Talk:Mast cell activation syndrome
This review article may be helpful for expanding this page: http://www.ncbi.nlm.nih.gov/pubmed/23179866 --JenB (talk) 14:17, 14 February 2016 (PST)
Also to add:
ME/CFS + mast cell activation https://www.medscape.com/viewarticle/893858
Gender: https://www.ncbi.nlm.nih.gov/pmc/articles/PMC4417946/ https://www.ncbi.nlm.nih.gov/pmc/articles/PMC5120457/
--JenB (talk) 13:13, 19 April 2018 (PDT)
Treatments[edit source | reply | new]
The below is super prescriptive – needs to be reframed so that it's not an instruction manual for how to self-treat. Also need to clean up the "doctor recommends" sections that have no citations and again, sound like treatment recommendations. --JenB (talk) 23:44, 22 April 2018 (PDT)
Treatment is in a stepwise basis:
Step 1 - antihistamines and mast cell stabilizers + low-histamine diet
Step 2 - more antihistamines (including prescription variants) and mast cell stabilizers and benzodiazepines
Step 3 - cytotoxic treatments like Gleevec
Alternative/integrative treatments include vagus nerve-assisting practices (yoga, meditation); guided meditation for symptom control; frequency-specific microcurrent for revitalizing T1 helper cells and more. Because mast cell degranulation can be highly susceptible to stress, MCAS can become a vicious cycle, where the stress of the disease creates more symptoms of the disease.
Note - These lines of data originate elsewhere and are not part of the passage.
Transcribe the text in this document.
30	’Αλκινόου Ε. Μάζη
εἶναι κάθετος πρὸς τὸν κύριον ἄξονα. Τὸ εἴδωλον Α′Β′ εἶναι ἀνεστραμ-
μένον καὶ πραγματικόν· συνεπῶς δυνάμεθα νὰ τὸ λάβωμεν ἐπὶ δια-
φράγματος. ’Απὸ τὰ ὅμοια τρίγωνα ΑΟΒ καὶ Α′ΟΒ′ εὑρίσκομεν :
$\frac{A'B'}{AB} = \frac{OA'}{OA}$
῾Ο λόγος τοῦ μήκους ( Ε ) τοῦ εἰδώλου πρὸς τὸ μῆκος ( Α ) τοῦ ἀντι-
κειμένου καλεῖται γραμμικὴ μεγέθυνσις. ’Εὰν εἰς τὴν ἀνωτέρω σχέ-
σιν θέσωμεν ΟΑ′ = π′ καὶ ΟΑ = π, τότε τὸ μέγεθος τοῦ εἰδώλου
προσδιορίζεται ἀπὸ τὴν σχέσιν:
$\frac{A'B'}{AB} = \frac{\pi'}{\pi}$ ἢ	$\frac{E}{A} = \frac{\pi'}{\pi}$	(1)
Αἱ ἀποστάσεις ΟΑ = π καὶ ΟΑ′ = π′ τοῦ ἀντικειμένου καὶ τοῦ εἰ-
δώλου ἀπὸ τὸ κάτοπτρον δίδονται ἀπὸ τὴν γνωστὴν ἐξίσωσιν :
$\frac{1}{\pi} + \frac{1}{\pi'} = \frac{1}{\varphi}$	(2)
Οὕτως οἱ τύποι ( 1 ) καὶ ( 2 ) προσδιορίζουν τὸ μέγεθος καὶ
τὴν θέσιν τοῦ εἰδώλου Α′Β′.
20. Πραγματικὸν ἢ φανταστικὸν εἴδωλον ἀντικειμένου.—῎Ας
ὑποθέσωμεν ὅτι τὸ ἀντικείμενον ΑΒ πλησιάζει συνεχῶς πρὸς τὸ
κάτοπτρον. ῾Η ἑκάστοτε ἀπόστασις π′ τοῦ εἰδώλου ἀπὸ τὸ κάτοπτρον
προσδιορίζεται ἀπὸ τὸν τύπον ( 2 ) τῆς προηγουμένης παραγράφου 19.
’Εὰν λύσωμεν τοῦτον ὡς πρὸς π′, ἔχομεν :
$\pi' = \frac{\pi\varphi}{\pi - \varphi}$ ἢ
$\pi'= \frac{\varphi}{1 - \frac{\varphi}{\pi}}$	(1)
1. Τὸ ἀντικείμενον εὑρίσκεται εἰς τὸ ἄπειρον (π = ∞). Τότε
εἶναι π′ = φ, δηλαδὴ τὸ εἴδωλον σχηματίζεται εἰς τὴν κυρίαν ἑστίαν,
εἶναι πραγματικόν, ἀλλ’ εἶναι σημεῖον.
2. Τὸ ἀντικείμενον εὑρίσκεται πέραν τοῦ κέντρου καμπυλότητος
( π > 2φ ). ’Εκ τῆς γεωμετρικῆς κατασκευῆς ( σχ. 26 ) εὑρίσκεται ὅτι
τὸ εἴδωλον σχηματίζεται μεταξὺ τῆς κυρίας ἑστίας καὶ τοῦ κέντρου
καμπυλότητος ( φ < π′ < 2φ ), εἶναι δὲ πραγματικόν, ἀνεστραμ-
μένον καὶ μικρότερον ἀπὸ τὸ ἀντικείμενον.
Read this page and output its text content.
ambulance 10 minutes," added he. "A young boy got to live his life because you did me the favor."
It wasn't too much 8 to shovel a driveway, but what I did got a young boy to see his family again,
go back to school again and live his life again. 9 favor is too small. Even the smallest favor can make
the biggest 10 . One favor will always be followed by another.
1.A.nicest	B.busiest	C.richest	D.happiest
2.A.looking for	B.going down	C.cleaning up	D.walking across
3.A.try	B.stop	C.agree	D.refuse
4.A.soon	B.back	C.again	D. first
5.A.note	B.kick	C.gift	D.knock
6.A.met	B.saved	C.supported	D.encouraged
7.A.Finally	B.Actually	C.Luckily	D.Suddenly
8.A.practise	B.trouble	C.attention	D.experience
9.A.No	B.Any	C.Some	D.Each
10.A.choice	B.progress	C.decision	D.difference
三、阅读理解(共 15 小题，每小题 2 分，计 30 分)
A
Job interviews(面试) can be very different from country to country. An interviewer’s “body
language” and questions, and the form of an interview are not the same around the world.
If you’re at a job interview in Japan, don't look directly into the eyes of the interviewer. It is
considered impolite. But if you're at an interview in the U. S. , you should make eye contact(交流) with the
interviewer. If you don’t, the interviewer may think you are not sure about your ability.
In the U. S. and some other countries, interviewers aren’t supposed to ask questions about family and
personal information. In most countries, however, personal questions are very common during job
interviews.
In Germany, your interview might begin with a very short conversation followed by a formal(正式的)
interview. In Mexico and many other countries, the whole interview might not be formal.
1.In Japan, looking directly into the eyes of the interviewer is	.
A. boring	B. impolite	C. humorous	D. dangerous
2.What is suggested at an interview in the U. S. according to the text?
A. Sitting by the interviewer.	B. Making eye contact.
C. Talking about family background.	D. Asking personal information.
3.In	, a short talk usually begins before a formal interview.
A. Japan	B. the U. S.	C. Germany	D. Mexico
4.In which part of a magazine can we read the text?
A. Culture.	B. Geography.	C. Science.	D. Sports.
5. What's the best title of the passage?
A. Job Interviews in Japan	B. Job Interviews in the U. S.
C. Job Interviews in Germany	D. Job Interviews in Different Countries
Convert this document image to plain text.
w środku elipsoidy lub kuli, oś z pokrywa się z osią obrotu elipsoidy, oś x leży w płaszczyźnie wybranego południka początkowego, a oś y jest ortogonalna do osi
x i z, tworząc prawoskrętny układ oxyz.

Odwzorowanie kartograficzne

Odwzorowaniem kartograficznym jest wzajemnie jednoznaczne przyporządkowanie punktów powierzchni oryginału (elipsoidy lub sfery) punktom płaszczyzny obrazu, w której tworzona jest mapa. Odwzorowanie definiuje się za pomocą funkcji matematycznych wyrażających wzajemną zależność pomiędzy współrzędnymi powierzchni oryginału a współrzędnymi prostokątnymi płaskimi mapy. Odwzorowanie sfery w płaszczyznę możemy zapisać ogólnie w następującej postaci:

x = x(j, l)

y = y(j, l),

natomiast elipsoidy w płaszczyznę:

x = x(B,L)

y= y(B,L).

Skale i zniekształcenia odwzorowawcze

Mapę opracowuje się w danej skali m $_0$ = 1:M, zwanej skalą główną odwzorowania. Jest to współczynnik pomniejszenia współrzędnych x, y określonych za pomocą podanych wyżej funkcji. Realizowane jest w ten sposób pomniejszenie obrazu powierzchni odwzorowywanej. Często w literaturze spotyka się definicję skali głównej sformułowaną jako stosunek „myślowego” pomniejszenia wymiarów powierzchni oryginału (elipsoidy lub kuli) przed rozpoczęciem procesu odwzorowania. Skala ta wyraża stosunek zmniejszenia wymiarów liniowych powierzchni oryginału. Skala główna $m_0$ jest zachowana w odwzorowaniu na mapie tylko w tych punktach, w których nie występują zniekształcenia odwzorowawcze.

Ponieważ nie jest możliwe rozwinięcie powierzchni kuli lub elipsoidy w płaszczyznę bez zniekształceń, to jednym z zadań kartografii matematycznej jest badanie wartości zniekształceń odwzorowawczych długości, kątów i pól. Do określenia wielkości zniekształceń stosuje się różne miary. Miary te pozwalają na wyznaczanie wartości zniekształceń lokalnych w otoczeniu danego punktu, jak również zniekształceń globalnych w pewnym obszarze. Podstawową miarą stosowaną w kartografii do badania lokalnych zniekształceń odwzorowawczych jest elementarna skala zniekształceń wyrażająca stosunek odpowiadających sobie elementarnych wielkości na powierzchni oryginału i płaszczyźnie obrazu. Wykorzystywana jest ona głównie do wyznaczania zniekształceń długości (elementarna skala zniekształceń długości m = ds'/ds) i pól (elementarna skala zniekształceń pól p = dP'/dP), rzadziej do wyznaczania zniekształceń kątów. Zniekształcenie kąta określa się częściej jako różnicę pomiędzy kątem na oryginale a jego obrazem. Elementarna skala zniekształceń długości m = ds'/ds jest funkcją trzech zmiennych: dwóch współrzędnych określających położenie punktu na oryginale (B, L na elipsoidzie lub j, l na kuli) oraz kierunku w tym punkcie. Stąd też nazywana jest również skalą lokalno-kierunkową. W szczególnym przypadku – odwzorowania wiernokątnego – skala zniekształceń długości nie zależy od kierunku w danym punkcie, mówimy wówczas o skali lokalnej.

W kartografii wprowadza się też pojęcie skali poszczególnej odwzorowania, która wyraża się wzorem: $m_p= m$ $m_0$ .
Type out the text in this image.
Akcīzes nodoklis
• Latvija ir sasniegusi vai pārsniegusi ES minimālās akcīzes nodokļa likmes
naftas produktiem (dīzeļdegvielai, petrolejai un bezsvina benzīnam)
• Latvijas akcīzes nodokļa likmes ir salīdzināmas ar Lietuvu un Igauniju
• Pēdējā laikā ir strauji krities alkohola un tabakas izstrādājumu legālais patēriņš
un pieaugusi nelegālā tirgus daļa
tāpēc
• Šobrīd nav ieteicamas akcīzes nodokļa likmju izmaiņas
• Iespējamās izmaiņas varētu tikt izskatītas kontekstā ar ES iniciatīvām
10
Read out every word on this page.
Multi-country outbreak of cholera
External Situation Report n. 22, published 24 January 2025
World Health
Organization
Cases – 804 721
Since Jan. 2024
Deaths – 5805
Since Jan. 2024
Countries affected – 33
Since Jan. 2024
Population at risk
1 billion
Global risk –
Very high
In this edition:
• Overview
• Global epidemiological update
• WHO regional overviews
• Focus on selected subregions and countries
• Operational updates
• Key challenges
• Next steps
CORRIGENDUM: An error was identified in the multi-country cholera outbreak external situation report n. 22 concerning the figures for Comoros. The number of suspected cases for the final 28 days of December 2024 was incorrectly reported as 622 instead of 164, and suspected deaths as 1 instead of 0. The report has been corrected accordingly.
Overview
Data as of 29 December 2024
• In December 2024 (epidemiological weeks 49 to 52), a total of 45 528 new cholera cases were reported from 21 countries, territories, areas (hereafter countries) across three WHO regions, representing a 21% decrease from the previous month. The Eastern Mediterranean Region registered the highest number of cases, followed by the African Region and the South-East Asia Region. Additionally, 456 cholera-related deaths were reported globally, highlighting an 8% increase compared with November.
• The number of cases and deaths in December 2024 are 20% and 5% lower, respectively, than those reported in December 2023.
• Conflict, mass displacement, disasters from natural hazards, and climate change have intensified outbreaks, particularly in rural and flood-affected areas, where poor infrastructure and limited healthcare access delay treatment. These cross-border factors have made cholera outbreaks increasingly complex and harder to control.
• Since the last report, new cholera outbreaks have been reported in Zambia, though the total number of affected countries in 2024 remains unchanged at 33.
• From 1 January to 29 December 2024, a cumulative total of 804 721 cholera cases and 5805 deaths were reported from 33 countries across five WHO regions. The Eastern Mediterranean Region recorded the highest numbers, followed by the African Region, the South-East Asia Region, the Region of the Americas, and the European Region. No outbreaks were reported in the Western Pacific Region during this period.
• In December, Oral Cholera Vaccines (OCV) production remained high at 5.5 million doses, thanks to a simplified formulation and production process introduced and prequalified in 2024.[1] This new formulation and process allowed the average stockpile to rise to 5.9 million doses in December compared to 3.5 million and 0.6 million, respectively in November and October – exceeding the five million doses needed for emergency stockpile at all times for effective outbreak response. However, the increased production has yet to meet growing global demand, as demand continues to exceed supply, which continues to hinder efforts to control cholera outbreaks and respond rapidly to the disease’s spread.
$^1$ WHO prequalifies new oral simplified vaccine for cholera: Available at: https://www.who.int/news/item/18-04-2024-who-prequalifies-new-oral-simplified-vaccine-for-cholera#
Treatment must be begun incrementally, adding only one medication at a time until tolerated. Reactions to medication are often actually reactions to a filler - the solution to this is to order medications from a compounding pharmacy or to try alternative brands. Once the patient has H1 and H2 blockers as well as mast cell stabilizers safely on board, treatment must be done continuously for 6-8 weeks before any real effect is to be expected. Once there is improvement, the full protocol must be followed for at least 1 year before patient can attempt to reduce medication numbers.